For anything else, there’s a “value gap” between the cost of construction and the returns a property can generate, said David Martens, president of development firm Zamagias Properties. Dana Hanchin, president of the nonprofit HDC MidAtlantic, characterized the situation as a “market failure.”
While subsidies are available, the funding is far too little, the panelists said. Moreover, subsidies targeted at projects that serve lower income households, which leaves a vast unserved class in the middle to struggle with market-priced housing they can’t afford.
The panelists unanimously recommended regulatory reform: streamlined approval processes, less burdensome building codes, reduced lot size and parking minimums.
Seemingly little things have big consequences, said Rob Bowman, president of Charter Homes & Neighborhoods: When regulators began requiring stair treads to be 1 inch wider, they effectively added 4 feet to the minimum length of a multi-story house. With all of the requirements, and the lengthy review process, “it’s literally death by a thousand cuts,” he said.
“Affordable housing needs its own lane,” he said, because the standard rules make it impossible to build.
Lisa Greener, executive director of housing nonprofit Community Basics called for the maze of individual municipal zoning and land development rules to be harmonized at a regional or state level. The variation can be dramatic: It took HDC 14 months to secure approval for The Apartments at College Avenue in Lancaster, versus four months for a project in Allentown, Hanchin said.
Entrepreneur John Dantinne said he’s working to convert part of a warehouse in southwest Lancaster into housing for refugees, but is running into regulatory issues, such as mandatory parking requirements, even though his tenants won’t have cars.
Matthew Richards, principal with Bowery Development Co., recommended paring incentive programs down to their essentials. If your main objective is encouraging development, but you also require prevailing wage, that raises costs 20% to 30%, creating a countervailing deterrent, he said.
On the other hand, the state and municipalities should stop granting tax incentives for business expansions unless housing for the added employees is factored into the equation, Greener said.

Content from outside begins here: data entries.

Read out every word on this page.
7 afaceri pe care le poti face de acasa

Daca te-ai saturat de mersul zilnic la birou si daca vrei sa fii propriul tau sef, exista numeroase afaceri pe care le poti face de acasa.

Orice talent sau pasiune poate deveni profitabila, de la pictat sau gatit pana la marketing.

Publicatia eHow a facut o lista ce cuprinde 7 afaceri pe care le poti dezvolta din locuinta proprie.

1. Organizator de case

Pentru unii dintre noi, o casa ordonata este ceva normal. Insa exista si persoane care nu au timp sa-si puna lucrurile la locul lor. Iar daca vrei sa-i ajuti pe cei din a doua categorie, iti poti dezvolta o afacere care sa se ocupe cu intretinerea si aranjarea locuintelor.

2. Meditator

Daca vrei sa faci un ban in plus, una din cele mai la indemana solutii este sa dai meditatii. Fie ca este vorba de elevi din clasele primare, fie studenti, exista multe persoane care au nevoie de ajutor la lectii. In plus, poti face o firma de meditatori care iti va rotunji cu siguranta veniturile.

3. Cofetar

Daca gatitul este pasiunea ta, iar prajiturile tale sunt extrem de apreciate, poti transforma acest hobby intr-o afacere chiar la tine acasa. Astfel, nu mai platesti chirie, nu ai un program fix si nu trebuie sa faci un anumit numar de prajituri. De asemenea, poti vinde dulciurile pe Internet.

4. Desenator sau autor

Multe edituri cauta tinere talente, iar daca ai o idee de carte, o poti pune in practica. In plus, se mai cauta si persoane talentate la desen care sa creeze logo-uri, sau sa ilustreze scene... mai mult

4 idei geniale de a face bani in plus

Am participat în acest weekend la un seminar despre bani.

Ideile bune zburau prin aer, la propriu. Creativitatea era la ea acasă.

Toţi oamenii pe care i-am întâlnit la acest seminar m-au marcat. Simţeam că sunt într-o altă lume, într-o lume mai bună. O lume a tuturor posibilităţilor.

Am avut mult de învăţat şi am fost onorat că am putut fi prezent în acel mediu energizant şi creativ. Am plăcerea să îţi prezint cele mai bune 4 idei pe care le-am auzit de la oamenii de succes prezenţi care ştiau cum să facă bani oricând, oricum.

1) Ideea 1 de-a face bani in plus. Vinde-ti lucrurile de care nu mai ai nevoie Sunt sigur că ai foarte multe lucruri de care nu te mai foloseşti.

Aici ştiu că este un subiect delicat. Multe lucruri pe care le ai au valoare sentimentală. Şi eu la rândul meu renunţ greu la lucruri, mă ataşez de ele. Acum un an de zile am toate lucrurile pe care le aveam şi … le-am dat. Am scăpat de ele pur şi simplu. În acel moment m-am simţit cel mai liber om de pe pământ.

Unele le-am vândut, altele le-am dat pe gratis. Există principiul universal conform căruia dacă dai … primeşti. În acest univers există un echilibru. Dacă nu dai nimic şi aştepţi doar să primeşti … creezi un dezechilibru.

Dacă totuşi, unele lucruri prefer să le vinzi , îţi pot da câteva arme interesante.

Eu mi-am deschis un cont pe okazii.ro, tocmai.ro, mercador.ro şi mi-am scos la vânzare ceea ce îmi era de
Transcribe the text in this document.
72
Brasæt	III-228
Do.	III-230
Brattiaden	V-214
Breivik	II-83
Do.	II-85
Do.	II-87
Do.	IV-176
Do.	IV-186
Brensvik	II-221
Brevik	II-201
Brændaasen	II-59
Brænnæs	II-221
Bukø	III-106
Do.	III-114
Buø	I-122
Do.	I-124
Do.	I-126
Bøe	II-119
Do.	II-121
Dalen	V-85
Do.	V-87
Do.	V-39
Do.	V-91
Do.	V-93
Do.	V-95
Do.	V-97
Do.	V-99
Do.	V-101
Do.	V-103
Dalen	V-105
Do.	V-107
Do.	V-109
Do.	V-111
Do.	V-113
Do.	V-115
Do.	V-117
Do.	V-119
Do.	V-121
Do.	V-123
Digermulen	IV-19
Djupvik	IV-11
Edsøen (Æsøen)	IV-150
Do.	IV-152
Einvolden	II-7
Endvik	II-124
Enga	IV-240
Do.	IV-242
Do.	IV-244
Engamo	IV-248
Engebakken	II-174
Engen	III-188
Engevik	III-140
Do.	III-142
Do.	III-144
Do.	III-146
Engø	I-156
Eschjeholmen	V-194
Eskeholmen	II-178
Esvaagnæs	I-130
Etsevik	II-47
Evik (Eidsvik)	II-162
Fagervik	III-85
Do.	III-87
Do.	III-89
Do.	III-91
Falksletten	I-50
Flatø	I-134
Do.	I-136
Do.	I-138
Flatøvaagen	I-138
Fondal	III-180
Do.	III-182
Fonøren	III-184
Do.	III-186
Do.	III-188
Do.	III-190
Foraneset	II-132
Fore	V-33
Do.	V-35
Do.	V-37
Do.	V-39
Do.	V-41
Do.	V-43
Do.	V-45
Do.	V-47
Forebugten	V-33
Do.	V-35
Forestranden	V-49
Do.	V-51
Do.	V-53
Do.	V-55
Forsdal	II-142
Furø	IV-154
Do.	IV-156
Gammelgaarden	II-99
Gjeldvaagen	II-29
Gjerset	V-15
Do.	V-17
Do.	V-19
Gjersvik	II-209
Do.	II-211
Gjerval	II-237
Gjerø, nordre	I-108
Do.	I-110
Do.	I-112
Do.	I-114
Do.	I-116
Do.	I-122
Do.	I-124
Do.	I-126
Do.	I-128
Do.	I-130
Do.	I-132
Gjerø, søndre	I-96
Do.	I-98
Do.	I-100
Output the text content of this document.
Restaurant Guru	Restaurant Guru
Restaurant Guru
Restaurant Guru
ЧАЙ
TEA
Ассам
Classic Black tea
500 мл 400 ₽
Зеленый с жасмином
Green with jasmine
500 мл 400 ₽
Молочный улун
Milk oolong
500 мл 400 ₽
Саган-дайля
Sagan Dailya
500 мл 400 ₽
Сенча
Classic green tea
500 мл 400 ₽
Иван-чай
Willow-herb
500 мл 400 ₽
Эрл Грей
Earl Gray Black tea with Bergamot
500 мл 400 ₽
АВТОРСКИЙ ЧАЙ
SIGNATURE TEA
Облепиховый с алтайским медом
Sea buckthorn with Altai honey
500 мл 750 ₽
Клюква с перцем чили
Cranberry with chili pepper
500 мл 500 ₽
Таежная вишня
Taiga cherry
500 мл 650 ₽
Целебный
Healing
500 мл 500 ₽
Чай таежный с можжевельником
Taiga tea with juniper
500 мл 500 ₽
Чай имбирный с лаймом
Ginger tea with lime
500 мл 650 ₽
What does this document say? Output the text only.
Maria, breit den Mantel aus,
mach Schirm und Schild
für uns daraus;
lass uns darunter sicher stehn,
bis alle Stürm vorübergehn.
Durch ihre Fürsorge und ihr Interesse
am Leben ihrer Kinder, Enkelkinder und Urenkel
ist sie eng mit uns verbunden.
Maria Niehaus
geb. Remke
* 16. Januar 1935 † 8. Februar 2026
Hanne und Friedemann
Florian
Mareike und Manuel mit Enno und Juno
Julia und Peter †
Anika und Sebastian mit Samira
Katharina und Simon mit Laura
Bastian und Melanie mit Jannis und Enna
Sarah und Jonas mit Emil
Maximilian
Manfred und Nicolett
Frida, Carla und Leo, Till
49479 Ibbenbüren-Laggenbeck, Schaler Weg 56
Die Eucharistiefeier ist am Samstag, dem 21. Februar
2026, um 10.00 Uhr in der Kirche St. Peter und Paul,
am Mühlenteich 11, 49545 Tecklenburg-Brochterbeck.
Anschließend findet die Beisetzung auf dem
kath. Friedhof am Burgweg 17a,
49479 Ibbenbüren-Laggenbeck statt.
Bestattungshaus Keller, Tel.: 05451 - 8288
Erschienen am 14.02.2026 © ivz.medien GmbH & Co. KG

Sturla asked if the issue with prevailing wage is the reporting requirements, rather than the wage cost itself. That’s part of it, said Ben Lesher, president of Parcel B Development Co.: prevailing wage limits the pool of subcontractors to those who are willing to deal with that level of regulatory intrusiveness. Similarly, he said, mandatory bidding can be a deal-breaker for developers who already have established relationships with contractors they know and trust.
Brad Mowbray, senior vice president of High Real Estate Group, recommended creating a subsidy program for housing targeted at average households. Richards suggested a law providing for long-term tax exemptions to offset high redevelopment costs.
Barb Wilson, executive director of the Lancaster Housing Redevelopment Authority, said entities like hers need more money to preserve their existing stock and better access to tax credits and public private partnerships.
The panelists endorsed increasing existing subsidies for affordable housing development as well as funding for housing stability for lower-income households. Communities are stronger when they support the diversity of their population with a diversity of housing choices, they said.
“If we can create an affordable housing continuum,” said Shelby Nauman, CEO of housing nonprofit Tenfold, we know that we can revive opportunity for working families.”